JPMorgan's earnings up sharply
April 12, 2013The biggest lender in the US announced Friday its 2013 first-quarter profit amounted to $6.5 billion (five billion euros) on revenues of over $25 billion, compared with earnings of $4.9 billion over the same period a year earlier.
"We're seeing positive signs that the economy is healthy and getting stronger," JPMorgan Chief Executive Jamie Dimon said in a statement.
He said bottom-line earnings were helped by a 16-percent drop in non-interest expenses, pointing above all to a significant reduction in litigation costs of just $0.3 billion, down from $2.7 billion a year ago.
Market confidence returning slowly
JPMorgan showed a strong performance in corporate and investment banking as well as asset management, but conceded its consumer and community banking dropped by 12 percent year-on-year.
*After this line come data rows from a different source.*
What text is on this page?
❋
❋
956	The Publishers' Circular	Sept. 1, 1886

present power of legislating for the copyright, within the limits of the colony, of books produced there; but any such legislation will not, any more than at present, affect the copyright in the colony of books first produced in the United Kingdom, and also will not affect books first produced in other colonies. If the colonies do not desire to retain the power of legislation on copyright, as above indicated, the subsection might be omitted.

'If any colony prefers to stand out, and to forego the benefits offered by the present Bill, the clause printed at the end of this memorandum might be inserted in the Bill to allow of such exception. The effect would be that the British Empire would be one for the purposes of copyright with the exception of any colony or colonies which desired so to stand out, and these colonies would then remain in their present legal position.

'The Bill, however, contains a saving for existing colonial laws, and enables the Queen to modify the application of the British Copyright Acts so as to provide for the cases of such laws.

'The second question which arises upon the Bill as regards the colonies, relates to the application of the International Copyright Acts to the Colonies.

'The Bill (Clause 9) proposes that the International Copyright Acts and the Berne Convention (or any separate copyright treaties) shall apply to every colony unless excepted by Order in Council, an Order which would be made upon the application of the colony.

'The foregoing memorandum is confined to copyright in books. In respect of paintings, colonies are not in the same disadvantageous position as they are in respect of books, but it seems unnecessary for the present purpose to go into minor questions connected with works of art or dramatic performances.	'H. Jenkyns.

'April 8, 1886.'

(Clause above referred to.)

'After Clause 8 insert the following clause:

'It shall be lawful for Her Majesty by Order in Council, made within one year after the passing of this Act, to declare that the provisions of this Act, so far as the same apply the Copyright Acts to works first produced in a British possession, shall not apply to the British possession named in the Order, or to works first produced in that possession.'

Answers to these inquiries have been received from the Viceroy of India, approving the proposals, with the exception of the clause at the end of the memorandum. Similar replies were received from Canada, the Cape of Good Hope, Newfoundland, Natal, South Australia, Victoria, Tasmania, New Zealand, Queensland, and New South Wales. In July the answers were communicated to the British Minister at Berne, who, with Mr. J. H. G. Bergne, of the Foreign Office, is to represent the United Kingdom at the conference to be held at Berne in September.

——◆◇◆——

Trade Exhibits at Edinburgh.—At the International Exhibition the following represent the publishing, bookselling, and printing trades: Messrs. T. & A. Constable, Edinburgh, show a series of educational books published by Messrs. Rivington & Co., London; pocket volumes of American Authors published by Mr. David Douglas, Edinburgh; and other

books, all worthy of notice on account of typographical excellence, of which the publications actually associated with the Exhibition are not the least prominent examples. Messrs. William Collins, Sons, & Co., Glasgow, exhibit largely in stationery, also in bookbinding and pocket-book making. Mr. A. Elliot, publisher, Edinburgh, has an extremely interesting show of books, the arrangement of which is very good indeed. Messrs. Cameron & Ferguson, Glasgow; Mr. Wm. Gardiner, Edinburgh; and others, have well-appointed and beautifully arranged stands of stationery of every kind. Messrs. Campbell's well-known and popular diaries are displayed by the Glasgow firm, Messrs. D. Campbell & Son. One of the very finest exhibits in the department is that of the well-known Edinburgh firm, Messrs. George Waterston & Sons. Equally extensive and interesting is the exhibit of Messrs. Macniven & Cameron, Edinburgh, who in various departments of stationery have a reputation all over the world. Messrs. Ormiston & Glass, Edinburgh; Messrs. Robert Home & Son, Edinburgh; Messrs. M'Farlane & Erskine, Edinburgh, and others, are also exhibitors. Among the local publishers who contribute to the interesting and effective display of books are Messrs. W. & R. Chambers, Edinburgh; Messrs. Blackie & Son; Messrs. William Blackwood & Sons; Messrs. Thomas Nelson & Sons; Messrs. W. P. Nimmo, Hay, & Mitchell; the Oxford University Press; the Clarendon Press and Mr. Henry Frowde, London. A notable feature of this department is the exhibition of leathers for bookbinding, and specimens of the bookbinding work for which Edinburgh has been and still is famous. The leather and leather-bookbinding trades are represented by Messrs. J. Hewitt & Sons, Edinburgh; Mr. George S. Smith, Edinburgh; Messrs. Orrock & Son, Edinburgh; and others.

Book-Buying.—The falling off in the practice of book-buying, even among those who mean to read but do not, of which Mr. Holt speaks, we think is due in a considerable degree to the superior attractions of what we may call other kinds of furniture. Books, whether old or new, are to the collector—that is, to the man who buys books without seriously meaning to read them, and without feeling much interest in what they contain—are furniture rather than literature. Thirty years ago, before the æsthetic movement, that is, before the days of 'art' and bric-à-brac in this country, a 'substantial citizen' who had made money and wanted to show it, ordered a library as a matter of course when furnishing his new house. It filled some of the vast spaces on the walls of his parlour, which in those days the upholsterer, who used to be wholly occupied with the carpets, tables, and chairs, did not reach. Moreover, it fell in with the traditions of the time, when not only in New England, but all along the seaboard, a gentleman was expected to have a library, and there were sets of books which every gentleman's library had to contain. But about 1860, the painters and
Dimon pointed to the ongoing hesitancy of small businesses towards large-scale investments. "They remain cautious about the recovery and fiscal uncertainty and are not investing their capital," he maintained.
The US lender promised to live up to a Federal Reserve request to boost its capital planning requirements and work with regulators to improve compliance. JPMorgan had come in for massive criticism after the bank lost $6.2 billion in trading. A congressional investigation showed officials from the lender ignored early signs of problems and kept regulators in the dark.